Брю сделал вид, что задумался.

– Позвольте, Исса, объяснить вам, в чем состоит небольшое затруднение, – заговорил он по–русски, выбрав из крутившихся в голове вариантов тон рассудительного человека, решающего арифметическую задачку. – У нас есть Анатолий, как вы утверждаете, бывший адвокат вашего отца. У нас есть полковник Карпов, которого вы называете своим биологическим отцом и от которого тем не менее вы всячески открещиваетесь. Но у нас нет вас. Никаких документов, зато, по вашим собственным словам, внушительный послужной список тюремных отсидок, что, какими бы ни были резоны, в общем–то не укрепляет доверия банкира.

– Я мусульманин, сэр! Черножопый! – протестующе вскричал Исса, глазами ища поддержки у Аннабель. – Какие мне нужны резоны, чтобы оказаться в тюрьме?

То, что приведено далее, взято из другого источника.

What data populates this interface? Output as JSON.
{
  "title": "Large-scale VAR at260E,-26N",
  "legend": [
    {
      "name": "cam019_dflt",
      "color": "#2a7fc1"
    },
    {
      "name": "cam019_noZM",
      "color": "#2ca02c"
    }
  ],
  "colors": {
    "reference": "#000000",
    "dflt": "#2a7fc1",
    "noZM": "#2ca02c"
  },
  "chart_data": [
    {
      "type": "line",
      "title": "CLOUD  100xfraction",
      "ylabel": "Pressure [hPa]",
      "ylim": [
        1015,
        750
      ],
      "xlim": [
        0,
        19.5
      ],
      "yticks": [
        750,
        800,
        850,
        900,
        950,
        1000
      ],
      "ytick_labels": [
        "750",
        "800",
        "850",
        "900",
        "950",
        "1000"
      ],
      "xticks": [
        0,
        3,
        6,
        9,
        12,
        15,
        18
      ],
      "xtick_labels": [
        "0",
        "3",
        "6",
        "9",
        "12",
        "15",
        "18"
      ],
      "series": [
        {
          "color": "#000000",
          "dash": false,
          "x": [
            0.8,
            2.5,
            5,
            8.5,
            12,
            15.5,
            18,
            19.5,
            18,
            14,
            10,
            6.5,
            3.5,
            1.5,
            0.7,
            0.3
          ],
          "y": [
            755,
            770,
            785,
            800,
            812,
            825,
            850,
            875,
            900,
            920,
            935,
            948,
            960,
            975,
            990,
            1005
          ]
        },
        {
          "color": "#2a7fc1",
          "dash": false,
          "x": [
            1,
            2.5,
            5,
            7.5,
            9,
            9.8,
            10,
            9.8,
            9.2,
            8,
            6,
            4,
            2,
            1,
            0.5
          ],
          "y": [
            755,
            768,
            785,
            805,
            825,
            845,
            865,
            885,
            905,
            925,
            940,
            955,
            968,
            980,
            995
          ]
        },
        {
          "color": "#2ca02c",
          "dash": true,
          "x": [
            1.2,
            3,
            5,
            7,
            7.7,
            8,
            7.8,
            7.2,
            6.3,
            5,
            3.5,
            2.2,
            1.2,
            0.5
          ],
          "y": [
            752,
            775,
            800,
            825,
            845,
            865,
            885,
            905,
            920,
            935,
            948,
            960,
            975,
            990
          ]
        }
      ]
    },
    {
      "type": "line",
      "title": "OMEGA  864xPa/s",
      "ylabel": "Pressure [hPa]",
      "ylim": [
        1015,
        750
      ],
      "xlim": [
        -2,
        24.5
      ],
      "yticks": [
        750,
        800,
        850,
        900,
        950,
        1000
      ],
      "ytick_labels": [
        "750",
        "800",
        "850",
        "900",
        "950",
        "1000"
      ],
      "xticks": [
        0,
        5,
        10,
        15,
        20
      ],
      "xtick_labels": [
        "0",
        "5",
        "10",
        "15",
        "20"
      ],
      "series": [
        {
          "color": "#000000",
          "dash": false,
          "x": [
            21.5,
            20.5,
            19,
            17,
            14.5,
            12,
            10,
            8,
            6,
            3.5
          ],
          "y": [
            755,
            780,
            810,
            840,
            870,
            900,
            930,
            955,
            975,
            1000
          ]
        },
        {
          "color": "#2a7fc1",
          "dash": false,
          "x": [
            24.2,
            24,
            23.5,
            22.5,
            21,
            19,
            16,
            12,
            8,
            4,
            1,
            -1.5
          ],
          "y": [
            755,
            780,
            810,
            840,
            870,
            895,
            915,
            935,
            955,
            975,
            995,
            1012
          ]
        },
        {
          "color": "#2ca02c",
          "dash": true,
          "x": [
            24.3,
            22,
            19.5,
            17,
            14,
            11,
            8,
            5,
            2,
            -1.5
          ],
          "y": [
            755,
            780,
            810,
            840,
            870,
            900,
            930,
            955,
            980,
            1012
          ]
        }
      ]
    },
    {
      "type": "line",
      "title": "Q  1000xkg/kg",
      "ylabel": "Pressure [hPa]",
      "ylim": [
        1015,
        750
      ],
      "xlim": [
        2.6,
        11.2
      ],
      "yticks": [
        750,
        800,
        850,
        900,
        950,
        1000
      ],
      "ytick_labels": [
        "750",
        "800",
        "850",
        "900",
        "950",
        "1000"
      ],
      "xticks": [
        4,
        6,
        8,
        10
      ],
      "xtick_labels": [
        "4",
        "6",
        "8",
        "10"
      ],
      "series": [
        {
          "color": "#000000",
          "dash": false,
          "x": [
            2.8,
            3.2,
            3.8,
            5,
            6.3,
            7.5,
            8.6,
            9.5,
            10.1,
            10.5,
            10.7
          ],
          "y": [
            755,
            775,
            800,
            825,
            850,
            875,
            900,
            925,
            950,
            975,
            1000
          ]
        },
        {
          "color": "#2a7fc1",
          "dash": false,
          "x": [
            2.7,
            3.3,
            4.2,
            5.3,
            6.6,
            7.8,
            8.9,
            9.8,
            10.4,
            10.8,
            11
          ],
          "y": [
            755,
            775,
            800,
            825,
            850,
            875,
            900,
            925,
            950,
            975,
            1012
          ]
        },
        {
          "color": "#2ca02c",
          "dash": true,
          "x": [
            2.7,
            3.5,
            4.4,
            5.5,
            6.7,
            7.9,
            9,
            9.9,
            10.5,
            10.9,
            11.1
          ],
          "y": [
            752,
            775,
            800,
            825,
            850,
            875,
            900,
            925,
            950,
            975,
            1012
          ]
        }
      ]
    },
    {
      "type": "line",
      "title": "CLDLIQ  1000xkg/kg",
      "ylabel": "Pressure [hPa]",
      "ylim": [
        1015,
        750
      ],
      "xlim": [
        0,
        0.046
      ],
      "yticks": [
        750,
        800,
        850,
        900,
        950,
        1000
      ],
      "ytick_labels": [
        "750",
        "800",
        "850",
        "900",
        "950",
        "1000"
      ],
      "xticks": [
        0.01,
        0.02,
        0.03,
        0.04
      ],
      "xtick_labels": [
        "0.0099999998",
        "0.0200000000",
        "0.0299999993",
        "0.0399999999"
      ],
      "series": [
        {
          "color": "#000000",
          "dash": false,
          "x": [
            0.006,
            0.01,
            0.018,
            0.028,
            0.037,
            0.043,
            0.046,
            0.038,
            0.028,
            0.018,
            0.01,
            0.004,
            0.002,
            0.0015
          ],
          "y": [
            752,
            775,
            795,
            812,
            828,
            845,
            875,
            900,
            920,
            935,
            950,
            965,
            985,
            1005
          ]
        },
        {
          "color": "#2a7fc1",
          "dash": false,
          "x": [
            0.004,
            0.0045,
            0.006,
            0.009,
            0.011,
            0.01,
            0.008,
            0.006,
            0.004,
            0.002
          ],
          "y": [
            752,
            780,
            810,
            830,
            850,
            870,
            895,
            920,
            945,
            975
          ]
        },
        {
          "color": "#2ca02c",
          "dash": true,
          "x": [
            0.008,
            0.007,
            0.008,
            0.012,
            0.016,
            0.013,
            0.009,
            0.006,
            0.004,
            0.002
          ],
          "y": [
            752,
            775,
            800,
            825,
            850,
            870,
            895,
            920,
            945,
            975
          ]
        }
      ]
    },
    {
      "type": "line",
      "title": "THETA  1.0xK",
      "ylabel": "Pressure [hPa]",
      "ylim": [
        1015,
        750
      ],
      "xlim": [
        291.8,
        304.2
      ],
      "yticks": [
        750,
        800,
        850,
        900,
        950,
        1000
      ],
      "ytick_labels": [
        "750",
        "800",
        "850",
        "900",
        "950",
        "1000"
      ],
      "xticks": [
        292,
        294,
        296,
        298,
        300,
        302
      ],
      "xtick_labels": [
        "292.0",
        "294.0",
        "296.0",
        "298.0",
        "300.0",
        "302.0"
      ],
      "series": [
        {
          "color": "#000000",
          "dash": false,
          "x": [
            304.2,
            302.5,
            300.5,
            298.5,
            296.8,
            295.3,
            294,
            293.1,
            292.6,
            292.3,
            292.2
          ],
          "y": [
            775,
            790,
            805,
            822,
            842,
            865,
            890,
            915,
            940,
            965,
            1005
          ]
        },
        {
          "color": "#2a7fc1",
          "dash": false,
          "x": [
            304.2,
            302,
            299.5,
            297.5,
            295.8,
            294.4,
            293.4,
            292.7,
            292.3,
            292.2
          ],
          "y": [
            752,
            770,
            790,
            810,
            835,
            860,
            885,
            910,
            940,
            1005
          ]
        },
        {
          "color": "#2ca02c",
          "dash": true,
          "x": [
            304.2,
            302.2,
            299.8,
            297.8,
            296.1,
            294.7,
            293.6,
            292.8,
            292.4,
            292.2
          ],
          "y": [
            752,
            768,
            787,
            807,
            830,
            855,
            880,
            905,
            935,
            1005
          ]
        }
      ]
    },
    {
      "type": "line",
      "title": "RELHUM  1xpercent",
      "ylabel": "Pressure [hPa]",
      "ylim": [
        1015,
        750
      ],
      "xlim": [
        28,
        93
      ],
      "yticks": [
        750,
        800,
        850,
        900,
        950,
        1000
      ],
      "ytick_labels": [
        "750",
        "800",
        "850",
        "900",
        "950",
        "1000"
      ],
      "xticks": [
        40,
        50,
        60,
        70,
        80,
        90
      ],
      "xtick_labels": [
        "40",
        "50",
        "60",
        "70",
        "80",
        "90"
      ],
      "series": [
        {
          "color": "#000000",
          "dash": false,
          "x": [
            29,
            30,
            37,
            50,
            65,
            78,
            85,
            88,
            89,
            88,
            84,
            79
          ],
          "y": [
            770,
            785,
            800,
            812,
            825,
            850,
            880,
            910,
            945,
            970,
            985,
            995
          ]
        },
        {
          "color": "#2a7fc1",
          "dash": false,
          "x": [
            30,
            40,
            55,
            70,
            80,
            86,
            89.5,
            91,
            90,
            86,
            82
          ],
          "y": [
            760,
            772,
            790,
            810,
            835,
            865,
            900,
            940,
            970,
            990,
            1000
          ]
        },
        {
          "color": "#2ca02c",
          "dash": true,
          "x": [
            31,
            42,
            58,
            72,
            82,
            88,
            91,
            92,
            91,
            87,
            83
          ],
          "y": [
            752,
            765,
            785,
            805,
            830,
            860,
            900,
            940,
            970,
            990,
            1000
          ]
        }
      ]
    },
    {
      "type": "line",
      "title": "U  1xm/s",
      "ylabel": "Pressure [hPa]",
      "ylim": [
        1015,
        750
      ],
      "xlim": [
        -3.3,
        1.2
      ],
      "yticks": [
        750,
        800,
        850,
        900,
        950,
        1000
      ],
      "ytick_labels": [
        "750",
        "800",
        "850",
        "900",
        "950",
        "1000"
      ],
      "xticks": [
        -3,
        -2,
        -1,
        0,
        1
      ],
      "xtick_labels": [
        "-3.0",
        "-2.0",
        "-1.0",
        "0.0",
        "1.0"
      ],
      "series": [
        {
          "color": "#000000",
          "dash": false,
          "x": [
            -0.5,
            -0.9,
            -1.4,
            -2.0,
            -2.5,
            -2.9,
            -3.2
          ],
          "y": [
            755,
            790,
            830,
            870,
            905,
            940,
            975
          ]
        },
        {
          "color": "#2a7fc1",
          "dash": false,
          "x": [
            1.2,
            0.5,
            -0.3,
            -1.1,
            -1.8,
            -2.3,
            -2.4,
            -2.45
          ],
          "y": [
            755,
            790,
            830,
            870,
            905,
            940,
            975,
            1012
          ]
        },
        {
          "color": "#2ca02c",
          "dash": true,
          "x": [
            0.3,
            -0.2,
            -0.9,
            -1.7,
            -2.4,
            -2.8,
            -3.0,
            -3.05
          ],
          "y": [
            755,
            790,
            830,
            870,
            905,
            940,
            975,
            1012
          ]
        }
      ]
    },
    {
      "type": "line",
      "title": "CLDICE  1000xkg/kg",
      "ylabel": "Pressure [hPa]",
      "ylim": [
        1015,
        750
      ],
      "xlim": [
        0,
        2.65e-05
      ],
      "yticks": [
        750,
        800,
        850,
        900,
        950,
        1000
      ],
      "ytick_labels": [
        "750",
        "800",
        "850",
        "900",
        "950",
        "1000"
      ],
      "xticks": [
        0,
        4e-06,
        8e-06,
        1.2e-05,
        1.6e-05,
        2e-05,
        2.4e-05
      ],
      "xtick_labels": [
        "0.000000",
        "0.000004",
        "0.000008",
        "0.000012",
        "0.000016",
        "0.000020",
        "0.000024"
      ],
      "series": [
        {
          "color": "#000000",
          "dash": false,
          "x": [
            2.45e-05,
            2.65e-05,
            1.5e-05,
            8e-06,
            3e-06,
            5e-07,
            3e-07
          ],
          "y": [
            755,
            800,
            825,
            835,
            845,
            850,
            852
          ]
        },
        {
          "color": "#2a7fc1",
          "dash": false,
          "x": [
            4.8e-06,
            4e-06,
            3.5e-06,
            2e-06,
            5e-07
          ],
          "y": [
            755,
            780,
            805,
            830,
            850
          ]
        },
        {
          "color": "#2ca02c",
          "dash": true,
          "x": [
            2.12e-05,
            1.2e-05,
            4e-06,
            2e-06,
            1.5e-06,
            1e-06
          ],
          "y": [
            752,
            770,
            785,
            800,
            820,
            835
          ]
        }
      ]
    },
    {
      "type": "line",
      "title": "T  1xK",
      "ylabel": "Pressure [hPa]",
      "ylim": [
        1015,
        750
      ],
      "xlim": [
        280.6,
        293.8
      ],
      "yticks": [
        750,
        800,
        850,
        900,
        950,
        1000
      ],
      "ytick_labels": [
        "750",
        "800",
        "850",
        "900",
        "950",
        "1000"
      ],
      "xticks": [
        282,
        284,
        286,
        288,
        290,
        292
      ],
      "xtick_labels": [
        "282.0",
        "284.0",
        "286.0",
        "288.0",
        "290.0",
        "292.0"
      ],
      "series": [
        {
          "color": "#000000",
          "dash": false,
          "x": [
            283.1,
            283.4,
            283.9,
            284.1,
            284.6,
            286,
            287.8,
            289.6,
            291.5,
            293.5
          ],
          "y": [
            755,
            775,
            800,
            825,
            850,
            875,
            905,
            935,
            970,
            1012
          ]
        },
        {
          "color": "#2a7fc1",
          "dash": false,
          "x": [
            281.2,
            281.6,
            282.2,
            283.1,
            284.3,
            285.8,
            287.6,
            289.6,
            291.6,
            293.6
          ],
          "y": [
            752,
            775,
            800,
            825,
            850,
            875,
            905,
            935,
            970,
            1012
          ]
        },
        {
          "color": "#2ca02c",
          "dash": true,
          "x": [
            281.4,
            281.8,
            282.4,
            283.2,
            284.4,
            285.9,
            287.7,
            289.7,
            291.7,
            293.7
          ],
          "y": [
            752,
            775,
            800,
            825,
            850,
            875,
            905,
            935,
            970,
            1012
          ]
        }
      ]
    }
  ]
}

– Я должен услышать нечто более убедительное, понимаете? – Брю гнул свое, игнорируя мрачные гримасы Мелика. – Я должен знать, как к вам попала конфиденциальная информация, касающаяся привилегированного клиента моего банка. Если говорить о ваших семейных обстоятельствах, я должен, по возможности, копнуть глубже, начиная с того, с чего в этом мире все начинается, – с вашей матери. – Он был жесток, знал это и даже желал этого. Как бы Мелик его ни предупреждал, но нарисованный Иссой гротескный портрет Эдварда Амадеуса достал его до печенок. – Кто она, ваша мать, или кто она была? Есть ли у вас братья и сестры, живые или умершие?